4. The noise control system of claim 3, further comprising:

an actuation lever connected to the fixed end of the cable; and

a valve actuation shaft connected to the actuator lever and the valve, wherein movement of the actuation lever rotates the valve actuation shaft to move the valve between the open position and the closed position.

5. The noise control system of claim 4, further comprising a resilient member that applies a biasing force to the actuation lever.

6. The noise control system of claim 5, wherein the biasing force of the resilient member is in a direction opposite one direction of motion of the actuation lever when the actuation lever is actuated.
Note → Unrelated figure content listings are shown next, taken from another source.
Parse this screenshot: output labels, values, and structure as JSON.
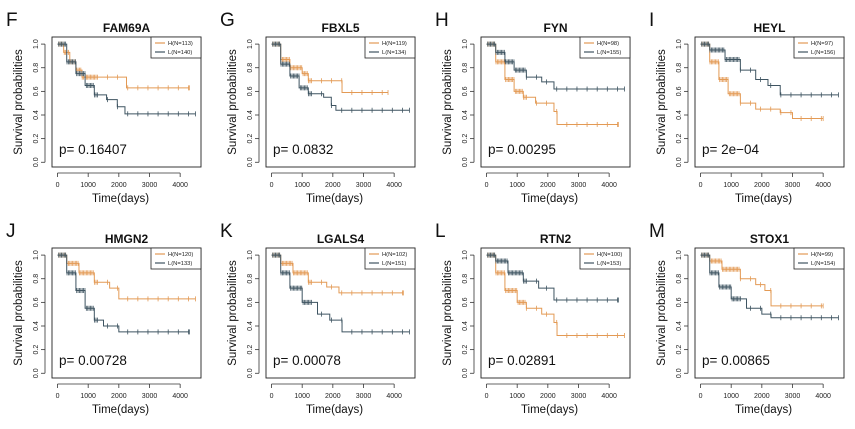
{
  "colors": {
    "high": "#E39A55",
    "low": "#3E5461"
  },
  "chart_data": [
    {
      "type": "line",
      "panel": "F",
      "title": "FAM69A",
      "p_label": "p= 0.16407",
      "legend": [
        "H(N=113)",
        "L(N=140)"
      ],
      "xlabel": "Time(days)",
      "ylabel": "Survival probabilities",
      "xticks": [
        0,
        1000,
        2000,
        3000,
        4000
      ],
      "yticks": [
        "0.0",
        "0.2",
        "0.4",
        "0.6",
        "0.8",
        "1.0"
      ],
      "xlim": [
        -180,
        4680
      ],
      "ylim": [
        -0.04,
        1.06
      ],
      "series": [
        {
          "name": "H",
          "end": 4300,
          "steps": [
            [
              0,
              1
            ],
            [
              200,
              0.93
            ],
            [
              400,
              0.85
            ],
            [
              600,
              0.78
            ],
            [
              800,
              0.72
            ],
            [
              2250,
              0.63
            ]
          ]
        },
        {
          "name": "L",
          "end": 4500,
          "steps": [
            [
              0,
              1
            ],
            [
              300,
              0.85
            ],
            [
              600,
              0.75
            ],
            [
              900,
              0.65
            ],
            [
              1200,
              0.57
            ],
            [
              1600,
              0.53
            ],
            [
              1950,
              0.47
            ],
            [
              2200,
              0.41
            ]
          ]
        }
      ]
    },
    {
      "type": "line",
      "panel": "G",
      "title": "FBXL5",
      "p_label": "p= 0.0832",
      "legend": [
        "H(N=119)",
        "L(N=134)"
      ],
      "xlabel": "Time(days)",
      "ylabel": "Survival probabilities",
      "xticks": [
        0,
        1000,
        2000,
        3000,
        4000
      ],
      "yticks": [
        "0.0",
        "0.2",
        "0.4",
        "0.6",
        "0.8",
        "1.0"
      ],
      "xlim": [
        -180,
        4680
      ],
      "ylim": [
        -0.04,
        1.06
      ],
      "series": [
        {
          "name": "H",
          "end": 3800,
          "steps": [
            [
              0,
              1
            ],
            [
              300,
              0.87
            ],
            [
              600,
              0.8
            ],
            [
              1000,
              0.75
            ],
            [
              1200,
              0.69
            ],
            [
              2300,
              0.59
            ]
          ]
        },
        {
          "name": "L",
          "end": 4500,
          "steps": [
            [
              0,
              1
            ],
            [
              300,
              0.83
            ],
            [
              600,
              0.73
            ],
            [
              900,
              0.63
            ],
            [
              1200,
              0.58
            ],
            [
              1700,
              0.55
            ],
            [
              1950,
              0.48
            ],
            [
              2100,
              0.44
            ]
          ]
        }
      ]
    },
    {
      "type": "line",
      "panel": "H",
      "title": "FYN",
      "p_label": "p= 0.00295",
      "legend": [
        "H(N=98)",
        "L(N=155)"
      ],
      "xlabel": "Time(days)",
      "ylabel": "Survival probabilities",
      "xticks": [
        0,
        1000,
        2000,
        3000,
        4000
      ],
      "yticks": [
        "0.0",
        "0.2",
        "0.4",
        "0.6",
        "0.8",
        "1.0"
      ],
      "xlim": [
        -180,
        4680
      ],
      "ylim": [
        -0.04,
        1.06
      ],
      "series": [
        {
          "name": "H",
          "end": 4300,
          "steps": [
            [
              0,
              1
            ],
            [
              300,
              0.85
            ],
            [
              600,
              0.7
            ],
            [
              900,
              0.6
            ],
            [
              1200,
              0.55
            ],
            [
              1600,
              0.5
            ],
            [
              2200,
              0.43
            ],
            [
              2300,
              0.32
            ]
          ]
        },
        {
          "name": "L",
          "end": 4500,
          "steps": [
            [
              0,
              1
            ],
            [
              300,
              0.93
            ],
            [
              600,
              0.85
            ],
            [
              900,
              0.78
            ],
            [
              1300,
              0.72
            ],
            [
              1800,
              0.68
            ],
            [
              2200,
              0.62
            ]
          ]
        }
      ]
    },
    {
      "type": "line",
      "panel": "I",
      "title": "HEYL",
      "p_label": "p= 2e−04",
      "legend": [
        "H(N=97)",
        "L(N=156)"
      ],
      "xlabel": "Time(days)",
      "ylabel": "Survival probabilities",
      "xticks": [
        0,
        1000,
        2000,
        3000,
        4000
      ],
      "yticks": [
        "0.0",
        "0.2",
        "0.4",
        "0.6",
        "0.8",
        "1.0"
      ],
      "xlim": [
        -180,
        4680
      ],
      "ylim": [
        -0.04,
        1.06
      ],
      "series": [
        {
          "name": "H",
          "end": 4000,
          "steps": [
            [
              0,
              1
            ],
            [
              300,
              0.85
            ],
            [
              600,
              0.7
            ],
            [
              900,
              0.58
            ],
            [
              1300,
              0.5
            ],
            [
              1800,
              0.45
            ],
            [
              2600,
              0.42
            ],
            [
              3000,
              0.37
            ]
          ]
        },
        {
          "name": "L",
          "end": 4500,
          "steps": [
            [
              0,
              1
            ],
            [
              300,
              0.95
            ],
            [
              800,
              0.87
            ],
            [
              1300,
              0.78
            ],
            [
              1800,
              0.7
            ],
            [
              2200,
              0.65
            ],
            [
              2600,
              0.57
            ]
          ]
        }
      ]
    },
    {
      "type": "line",
      "panel": "J",
      "title": "HMGN2",
      "p_label": "p= 0.00728",
      "legend": [
        "H(N=120)",
        "L(N=133)"
      ],
      "xlabel": "Time(days)",
      "ylabel": "Survival probabilities",
      "xticks": [
        0,
        1000,
        2000,
        3000,
        4000
      ],
      "yticks": [
        "0.0",
        "0.2",
        "0.4",
        "0.6",
        "0.8",
        "1.0"
      ],
      "xlim": [
        -180,
        4680
      ],
      "ylim": [
        -0.04,
        1.06
      ],
      "series": [
        {
          "name": "H",
          "end": 4500,
          "steps": [
            [
              0,
              1
            ],
            [
              300,
              0.93
            ],
            [
              700,
              0.85
            ],
            [
              1200,
              0.77
            ],
            [
              1700,
              0.72
            ],
            [
              2000,
              0.63
            ]
          ]
        },
        {
          "name": "L",
          "end": 4300,
          "steps": [
            [
              0,
              1
            ],
            [
              300,
              0.85
            ],
            [
              600,
              0.7
            ],
            [
              900,
              0.55
            ],
            [
              1200,
              0.45
            ],
            [
              1500,
              0.4
            ],
            [
              2000,
              0.35
            ]
          ]
        }
      ]
    },
    {
      "type": "line",
      "panel": "K",
      "title": "LGALS4",
      "p_label": "p= 0.00078",
      "legend": [
        "H(N=102)",
        "L(N=151)"
      ],
      "xlabel": "Time(days)",
      "ylabel": "Survival probabilities",
      "xticks": [
        0,
        1000,
        2000,
        3000,
        4000
      ],
      "yticks": [
        "0.0",
        "0.2",
        "0.4",
        "0.6",
        "0.8",
        "1.0"
      ],
      "xlim": [
        -180,
        4680
      ],
      "ylim": [
        -0.04,
        1.06
      ],
      "series": [
        {
          "name": "H",
          "end": 4300,
          "steps": [
            [
              0,
              1
            ],
            [
              300,
              0.93
            ],
            [
              700,
              0.85
            ],
            [
              1200,
              0.77
            ],
            [
              1800,
              0.73
            ],
            [
              2200,
              0.68
            ]
          ]
        },
        {
          "name": "L",
          "end": 4500,
          "steps": [
            [
              0,
              1
            ],
            [
              300,
              0.85
            ],
            [
              600,
              0.72
            ],
            [
              1000,
              0.6
            ],
            [
              1500,
              0.5
            ],
            [
              1900,
              0.45
            ],
            [
              2300,
              0.35
            ]
          ]
        }
      ]
    },
    {
      "type": "line",
      "panel": "L",
      "title": "RTN2",
      "p_label": "p= 0.02891",
      "legend": [
        "H(N=100)",
        "L(N=153)"
      ],
      "xlabel": "Time(days)",
      "ylabel": "Survival probabilities",
      "xticks": [
        0,
        1000,
        2000,
        3000,
        4000
      ],
      "yticks": [
        "0.0",
        "0.2",
        "0.4",
        "0.6",
        "0.8",
        "1.0"
      ],
      "xlim": [
        -180,
        4680
      ],
      "ylim": [
        -0.04,
        1.06
      ],
      "series": [
        {
          "name": "H",
          "end": 4500,
          "steps": [
            [
              0,
              1
            ],
            [
              300,
              0.85
            ],
            [
              600,
              0.7
            ],
            [
              1000,
              0.6
            ],
            [
              1300,
              0.55
            ],
            [
              1800,
              0.5
            ],
            [
              2200,
              0.43
            ],
            [
              2300,
              0.32
            ]
          ]
        },
        {
          "name": "L",
          "end": 4300,
          "steps": [
            [
              0,
              1
            ],
            [
              300,
              0.95
            ],
            [
              700,
              0.85
            ],
            [
              1200,
              0.78
            ],
            [
              1700,
              0.72
            ],
            [
              2200,
              0.62
            ]
          ]
        }
      ]
    },
    {
      "type": "line",
      "panel": "M",
      "title": "STOX1",
      "p_label": "p= 0.00865",
      "legend": [
        "H(N=99)",
        "L(N=154)"
      ],
      "xlabel": "Time(days)",
      "ylabel": "Survival probabilities",
      "xticks": [
        0,
        1000,
        2000,
        3000,
        4000
      ],
      "yticks": [
        "0.0",
        "0.2",
        "0.4",
        "0.6",
        "0.8",
        "1.0"
      ],
      "xlim": [
        -180,
        4680
      ],
      "ylim": [
        -0.04,
        1.06
      ],
      "series": [
        {
          "name": "H",
          "end": 4000,
          "steps": [
            [
              0,
              1
            ],
            [
              300,
              0.95
            ],
            [
              700,
              0.88
            ],
            [
              1300,
              0.8
            ],
            [
              1800,
              0.75
            ],
            [
              2100,
              0.7
            ],
            [
              2300,
              0.57
            ]
          ]
        },
        {
          "name": "L",
          "end": 4500,
          "steps": [
            [
              0,
              1
            ],
            [
              300,
              0.85
            ],
            [
              600,
              0.73
            ],
            [
              1000,
              0.63
            ],
            [
              1500,
              0.55
            ],
            [
              2000,
              0.5
            ],
            [
              2300,
              0.47
            ]
          ]
        }
      ]
    }
  ]
}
7. The noise control system of claim 3, wherein the cable is one selected from the group consisting of a Bowden cable and a sleeved flexible cable that can transmit at least one of a compressive load and a tensile load.

8. A noise control system for an engine having an air inlet and that operates in a high-power mode and a low-power mode, comprising:

a valve disposed in the air inlet, wherein the valve is disposed in the air inlet to allow air to flow through approximately half of the air inlet when the valve is in the closed position;

a cable having a movable end and a fixed end, wherein the cable transmits at least one of a tensile load and a compressive load;

a cylinder de-activation unit that switches the engine between the high-power mode and the low-power mode; and

an actuator connected to the movable end and operably coupled to the cylinder deactivation unit, wherein the actuator applies a first force to the cable when the cylinder deactivation unit switches to the high-power mode to open the valve and applies a second force to the cable when the cylinder de-activation unit switches to the low-power mode to close the valve.

9. The noise control system of claim 8, further comprising:

an actuation lever connected to the fixed end of the cable;

10. The noise control system of claim 9, further comprising a resilient member that applies a biasing force to the actuation lever.

11. The noise control system of claim 10, wherein the biasing force of the resilient member is in a direction opposite one direction of motion of the actuation lever when the actuation lever is actuated.